Augmented reality applications will be pervasive, with the ability to view a whole range of data overlays on top of the real world. In addition to using hand held devices like current smart phones, other likely form factors for AR applications include glasses or goggles, contact lenses and even direct projection into the eye.

Pervasive location and other sensors will provide extremely granular information from vehicle and foot traffic to restaurant occupancy, performance of utility networks and so on. All of this information will be available in real time as well as generating masses of historical data.

Software

The multimedia geospatial data described above will require quite different types of system from today’s geospatial applications and it is likely that new entrants into the market will become major players. Already in today’s geospatial market we are starting to see significant competition for the long established traditional GIS vendors from two, sometimes overlapping, directions: the first is from so-called “neogeography” systems such as Google and Bing Maps, and a host of startups, and the second is from open source geospatial software. Even in a five year timeframe we will see significantly more diversity in the geospatial market than we have had over the past couple of decades. We are likely to see much more influence from video games, in terms of dynamic graphics and 3D visualization – something that Google Earth (initially Keyhole) pioneered in the geospatial space. This will be another driver for a new generation of software to replace today’s incumbents.

Crowdsourcing

Crowdsourcing has already been well proven as a valuable tool for creating and maintaining geospatial data, both active crowdsourcing, of which the best known example is OpenStreetMap, and passive crowdsourcing – using data streamed from location sensors in phones (or elsewhere), both to generate traffic information and to identify changes to a road network or other data. Georeferenced photos and video help substantially with crowdsourcing, especially for data validation. It is hard to see how there will still be a market for datasets like those currently sold by NAVTEQ and Tele Atlas in 5 years time – they will have been superseded by crowdsourced datasets from OpenStreetMap or something similar to it (and using a combination of active and passive crowdsourcing).  Availability of these types of datasets also raises difficult questions for national mapping agencies, who are likely to find their products used in increasingly niche areas, and find it difficult to justify the costs of traditional data maintenance mechanisms.

Indoor positioning

One problem that is surprisingly difficult to solve is that of accurate location tracking indoors. This is primarily because of multipath – sensor signals are easily reflected off walls, floors or ceilings, and so it is easy to get false readings. And also because it is hard for many types of external signal to reliably penetrate buildings. Different technology approaches have different strengths and weaknesses, and it is likely that multiple technologies will be needed to solve this problem with widespread coverage.

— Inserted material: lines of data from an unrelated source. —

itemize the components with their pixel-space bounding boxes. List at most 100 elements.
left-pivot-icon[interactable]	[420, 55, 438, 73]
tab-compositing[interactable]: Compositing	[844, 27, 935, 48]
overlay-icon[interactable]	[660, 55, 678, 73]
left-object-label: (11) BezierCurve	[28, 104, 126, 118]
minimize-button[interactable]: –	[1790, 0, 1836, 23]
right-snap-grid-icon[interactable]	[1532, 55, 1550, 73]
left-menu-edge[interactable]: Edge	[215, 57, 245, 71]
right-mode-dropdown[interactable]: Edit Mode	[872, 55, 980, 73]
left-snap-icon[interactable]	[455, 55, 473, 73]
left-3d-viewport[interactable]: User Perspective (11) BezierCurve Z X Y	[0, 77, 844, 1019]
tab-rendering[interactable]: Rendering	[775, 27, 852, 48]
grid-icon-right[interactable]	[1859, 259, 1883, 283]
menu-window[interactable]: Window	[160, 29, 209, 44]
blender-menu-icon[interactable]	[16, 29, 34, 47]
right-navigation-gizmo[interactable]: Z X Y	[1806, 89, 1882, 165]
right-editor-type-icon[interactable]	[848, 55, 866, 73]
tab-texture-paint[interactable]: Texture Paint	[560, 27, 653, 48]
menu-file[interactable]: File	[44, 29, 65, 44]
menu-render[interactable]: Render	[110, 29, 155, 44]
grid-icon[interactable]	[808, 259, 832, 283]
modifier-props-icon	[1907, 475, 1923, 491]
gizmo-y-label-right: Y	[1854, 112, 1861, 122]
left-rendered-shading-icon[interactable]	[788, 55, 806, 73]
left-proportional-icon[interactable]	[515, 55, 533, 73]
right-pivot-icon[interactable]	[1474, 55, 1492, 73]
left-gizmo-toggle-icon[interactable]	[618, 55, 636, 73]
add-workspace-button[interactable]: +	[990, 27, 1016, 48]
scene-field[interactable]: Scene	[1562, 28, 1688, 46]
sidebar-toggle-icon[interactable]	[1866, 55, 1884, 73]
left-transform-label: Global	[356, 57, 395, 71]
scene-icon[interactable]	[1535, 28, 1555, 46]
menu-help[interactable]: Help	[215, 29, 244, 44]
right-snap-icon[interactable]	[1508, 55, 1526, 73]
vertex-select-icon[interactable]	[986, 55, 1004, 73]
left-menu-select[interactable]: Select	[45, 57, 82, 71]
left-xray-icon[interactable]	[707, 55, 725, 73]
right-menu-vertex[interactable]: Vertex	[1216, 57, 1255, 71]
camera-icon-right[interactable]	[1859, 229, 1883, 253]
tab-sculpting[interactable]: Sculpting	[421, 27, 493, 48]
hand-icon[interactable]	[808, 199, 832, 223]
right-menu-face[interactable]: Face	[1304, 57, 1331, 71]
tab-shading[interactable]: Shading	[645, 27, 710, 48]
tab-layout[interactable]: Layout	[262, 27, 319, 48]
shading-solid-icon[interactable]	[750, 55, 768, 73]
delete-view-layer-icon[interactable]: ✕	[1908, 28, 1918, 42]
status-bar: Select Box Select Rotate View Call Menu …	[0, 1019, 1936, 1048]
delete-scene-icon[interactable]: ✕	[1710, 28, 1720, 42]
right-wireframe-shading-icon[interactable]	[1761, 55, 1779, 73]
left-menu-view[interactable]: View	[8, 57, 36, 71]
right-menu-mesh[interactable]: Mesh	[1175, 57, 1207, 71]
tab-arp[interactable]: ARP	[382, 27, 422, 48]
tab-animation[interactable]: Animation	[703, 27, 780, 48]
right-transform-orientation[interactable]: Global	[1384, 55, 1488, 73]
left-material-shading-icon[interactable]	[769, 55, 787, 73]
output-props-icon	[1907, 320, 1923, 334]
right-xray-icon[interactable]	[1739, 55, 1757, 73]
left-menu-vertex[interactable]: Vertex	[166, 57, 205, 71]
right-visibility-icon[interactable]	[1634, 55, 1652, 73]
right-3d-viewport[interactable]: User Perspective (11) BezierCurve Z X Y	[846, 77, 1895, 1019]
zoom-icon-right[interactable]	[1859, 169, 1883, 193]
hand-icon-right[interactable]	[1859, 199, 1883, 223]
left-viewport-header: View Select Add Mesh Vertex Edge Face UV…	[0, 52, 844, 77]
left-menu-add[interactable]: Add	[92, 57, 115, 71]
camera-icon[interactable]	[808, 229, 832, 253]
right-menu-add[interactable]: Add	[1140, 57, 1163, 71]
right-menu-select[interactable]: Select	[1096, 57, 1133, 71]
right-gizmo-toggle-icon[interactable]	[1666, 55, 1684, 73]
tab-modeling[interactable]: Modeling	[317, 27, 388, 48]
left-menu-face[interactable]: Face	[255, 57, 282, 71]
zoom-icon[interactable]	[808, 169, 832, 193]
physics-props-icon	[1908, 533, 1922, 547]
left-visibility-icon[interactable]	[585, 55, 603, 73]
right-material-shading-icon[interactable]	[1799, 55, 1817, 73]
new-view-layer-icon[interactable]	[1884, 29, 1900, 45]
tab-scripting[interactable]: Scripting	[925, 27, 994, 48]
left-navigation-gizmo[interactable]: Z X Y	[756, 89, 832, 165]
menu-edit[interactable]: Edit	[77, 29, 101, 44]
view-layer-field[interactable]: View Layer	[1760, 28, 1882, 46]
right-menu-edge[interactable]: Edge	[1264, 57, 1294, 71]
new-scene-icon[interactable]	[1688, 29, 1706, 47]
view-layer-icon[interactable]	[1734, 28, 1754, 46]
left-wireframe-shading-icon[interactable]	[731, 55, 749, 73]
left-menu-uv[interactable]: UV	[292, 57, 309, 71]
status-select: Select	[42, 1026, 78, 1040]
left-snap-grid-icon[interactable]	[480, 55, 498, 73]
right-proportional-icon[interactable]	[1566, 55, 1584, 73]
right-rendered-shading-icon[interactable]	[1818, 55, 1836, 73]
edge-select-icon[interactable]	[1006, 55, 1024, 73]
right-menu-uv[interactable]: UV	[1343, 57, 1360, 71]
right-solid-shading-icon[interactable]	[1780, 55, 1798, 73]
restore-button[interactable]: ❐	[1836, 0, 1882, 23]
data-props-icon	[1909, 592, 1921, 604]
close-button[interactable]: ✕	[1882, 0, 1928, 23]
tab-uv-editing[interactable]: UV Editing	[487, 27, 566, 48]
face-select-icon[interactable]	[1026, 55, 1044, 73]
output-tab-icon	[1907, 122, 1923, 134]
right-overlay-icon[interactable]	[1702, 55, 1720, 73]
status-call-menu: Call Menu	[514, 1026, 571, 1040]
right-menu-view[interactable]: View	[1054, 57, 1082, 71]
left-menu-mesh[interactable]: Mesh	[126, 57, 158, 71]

Technologies that could play a role include ultrawideband, video, accelerometers and RFID. A reasonably pervasive solution is unlikely in five years, more likely in ten years.

Privacy and policy questions

Several of the trends mentioned here raise some difficult issues in regard to privacy – including both specific recording of location of individuals, and widespread recording of video. In general technology is running ahead of policy. Space prohibits a more detailed discussion of this topic here, but it is an important area for focus.